Description of the organisation

The Potsdam Institute for Climate Impact Research (PIK) was founded in year 1992 as a member of the Leibniz association. The non-profit research institute employs about 300 people. Among them are about 200 natural and social scientists. On the international forefront, the institute addresses a broad spectrum of scientific questions regarding global climate change and sustainable development while providing trans-disciplinary concepts for climate impact mitigation and political decision-making. In 2017, PIK published 370 articles where 82% appeared in refereed ISI journals. Among them, 35 are appearing in high-impact journals (26 in Nature, seven in Proceedings of the National Academy of Science, one in Science Advances and one in Science). In the same year PIK, publications were cited more than 20000 times. PIK essentially contributed to the scientific reports of the Intergovernmental Panel on Climate Change (IPCC).

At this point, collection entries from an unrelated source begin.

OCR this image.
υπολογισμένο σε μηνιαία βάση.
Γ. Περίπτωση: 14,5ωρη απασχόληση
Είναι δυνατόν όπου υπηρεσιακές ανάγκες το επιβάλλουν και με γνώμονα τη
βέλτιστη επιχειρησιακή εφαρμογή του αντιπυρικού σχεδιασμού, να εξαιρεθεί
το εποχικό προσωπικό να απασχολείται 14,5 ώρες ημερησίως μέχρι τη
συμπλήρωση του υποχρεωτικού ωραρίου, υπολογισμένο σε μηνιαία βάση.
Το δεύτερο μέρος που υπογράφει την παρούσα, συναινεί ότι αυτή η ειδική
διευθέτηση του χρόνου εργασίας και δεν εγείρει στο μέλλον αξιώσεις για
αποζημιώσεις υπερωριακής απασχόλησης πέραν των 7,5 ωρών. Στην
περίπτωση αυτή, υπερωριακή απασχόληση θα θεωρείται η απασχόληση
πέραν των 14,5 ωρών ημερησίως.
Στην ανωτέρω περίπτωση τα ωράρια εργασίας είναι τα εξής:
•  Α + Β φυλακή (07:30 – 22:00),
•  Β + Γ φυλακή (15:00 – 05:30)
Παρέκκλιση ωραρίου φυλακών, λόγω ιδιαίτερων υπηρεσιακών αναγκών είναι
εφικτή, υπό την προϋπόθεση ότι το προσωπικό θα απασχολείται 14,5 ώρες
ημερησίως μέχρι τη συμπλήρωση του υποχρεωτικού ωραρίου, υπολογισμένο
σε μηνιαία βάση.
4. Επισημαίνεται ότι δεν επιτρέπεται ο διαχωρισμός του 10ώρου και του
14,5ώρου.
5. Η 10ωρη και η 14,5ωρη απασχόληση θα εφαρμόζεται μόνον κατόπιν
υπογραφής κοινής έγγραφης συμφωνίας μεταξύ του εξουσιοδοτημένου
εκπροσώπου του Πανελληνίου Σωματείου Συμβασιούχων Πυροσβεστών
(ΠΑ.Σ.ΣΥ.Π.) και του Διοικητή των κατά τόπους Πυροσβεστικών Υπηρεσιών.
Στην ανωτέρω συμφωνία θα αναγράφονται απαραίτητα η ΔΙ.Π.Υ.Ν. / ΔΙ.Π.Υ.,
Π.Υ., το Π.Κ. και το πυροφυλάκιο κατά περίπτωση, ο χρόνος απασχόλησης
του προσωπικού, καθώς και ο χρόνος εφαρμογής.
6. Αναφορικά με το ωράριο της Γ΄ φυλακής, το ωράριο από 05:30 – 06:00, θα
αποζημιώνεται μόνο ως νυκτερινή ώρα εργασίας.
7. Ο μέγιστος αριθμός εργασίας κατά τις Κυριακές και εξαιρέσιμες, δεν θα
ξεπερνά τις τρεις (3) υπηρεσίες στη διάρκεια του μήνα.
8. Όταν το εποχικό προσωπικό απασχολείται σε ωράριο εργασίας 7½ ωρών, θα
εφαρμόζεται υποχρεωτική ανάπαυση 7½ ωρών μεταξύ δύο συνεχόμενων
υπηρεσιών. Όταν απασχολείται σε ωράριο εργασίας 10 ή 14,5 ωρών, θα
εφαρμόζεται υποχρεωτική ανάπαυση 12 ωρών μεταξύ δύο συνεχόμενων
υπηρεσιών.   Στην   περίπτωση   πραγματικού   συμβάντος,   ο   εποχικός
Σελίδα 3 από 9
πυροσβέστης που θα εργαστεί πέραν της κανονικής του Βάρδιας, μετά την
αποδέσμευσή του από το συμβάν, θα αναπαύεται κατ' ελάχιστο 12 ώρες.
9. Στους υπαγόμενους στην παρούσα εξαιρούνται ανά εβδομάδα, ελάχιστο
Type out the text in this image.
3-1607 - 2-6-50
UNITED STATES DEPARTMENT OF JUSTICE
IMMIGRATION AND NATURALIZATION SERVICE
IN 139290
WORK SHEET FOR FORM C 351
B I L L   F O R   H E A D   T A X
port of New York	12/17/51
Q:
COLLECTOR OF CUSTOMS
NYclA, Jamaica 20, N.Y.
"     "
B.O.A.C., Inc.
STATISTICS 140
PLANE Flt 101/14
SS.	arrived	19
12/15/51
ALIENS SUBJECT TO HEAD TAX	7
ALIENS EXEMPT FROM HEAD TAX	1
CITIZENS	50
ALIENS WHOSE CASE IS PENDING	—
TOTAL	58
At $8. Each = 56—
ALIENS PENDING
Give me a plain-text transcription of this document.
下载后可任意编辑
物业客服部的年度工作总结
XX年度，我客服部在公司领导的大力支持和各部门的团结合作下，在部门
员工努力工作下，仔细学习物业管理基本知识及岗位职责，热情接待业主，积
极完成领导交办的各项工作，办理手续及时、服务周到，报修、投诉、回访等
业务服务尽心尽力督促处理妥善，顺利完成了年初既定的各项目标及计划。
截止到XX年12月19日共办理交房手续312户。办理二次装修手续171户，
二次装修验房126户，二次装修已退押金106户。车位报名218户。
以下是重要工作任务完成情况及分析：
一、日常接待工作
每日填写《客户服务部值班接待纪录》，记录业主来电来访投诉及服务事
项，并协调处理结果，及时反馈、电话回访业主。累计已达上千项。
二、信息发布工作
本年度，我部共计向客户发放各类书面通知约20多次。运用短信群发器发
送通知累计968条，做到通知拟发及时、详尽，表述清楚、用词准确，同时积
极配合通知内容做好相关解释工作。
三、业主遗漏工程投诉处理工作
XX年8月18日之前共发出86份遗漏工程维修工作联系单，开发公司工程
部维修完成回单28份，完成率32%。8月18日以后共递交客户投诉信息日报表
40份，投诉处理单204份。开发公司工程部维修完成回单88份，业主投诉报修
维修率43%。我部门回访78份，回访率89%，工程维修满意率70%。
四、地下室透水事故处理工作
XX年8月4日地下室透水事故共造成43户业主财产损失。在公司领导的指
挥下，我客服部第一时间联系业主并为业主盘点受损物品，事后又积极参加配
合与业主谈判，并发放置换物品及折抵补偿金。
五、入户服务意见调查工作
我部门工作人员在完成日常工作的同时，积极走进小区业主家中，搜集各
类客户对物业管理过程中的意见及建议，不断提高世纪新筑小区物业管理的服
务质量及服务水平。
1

Expertise particularly relevant for the project

PIK is a leading institute in the research field of the ocean circulation dynamics with a primary focus on the AMOC, which is documented by a multitude of peer-reviewed papers in high-impact journals. PIK’s more than twenty years long experience in complex Earth system development and modelling makes it an excellent partner in addressing scientific questions regarding natural and anthropogenic global climate change on time scales ranging from deep paleo-times to near future projections. The suite of Earth system models of intermediate complexity (EMIC’s) developed at PIK – among them CLIMBER-3 and POEM (under development) – allows to efficiently simulating the evolution of relevant climate system variables within the necessary accuracy requirements. Notably, the investigation of a weakening/shut-down of the Atlantic meridional overturning circulation (AMOC) and its potential impacts on the marine biogeochemistry as a consequence of anthropogenic emissions of CO2 requires the time integration of the models into a steady-state over several thousand years. The efficient run-time performances of the EMICs on PIKs own high-performance computer cluster (an IBM / Lenovo NeXtScale based system) provides the necessary precondition to successfully accomplish the proposed task.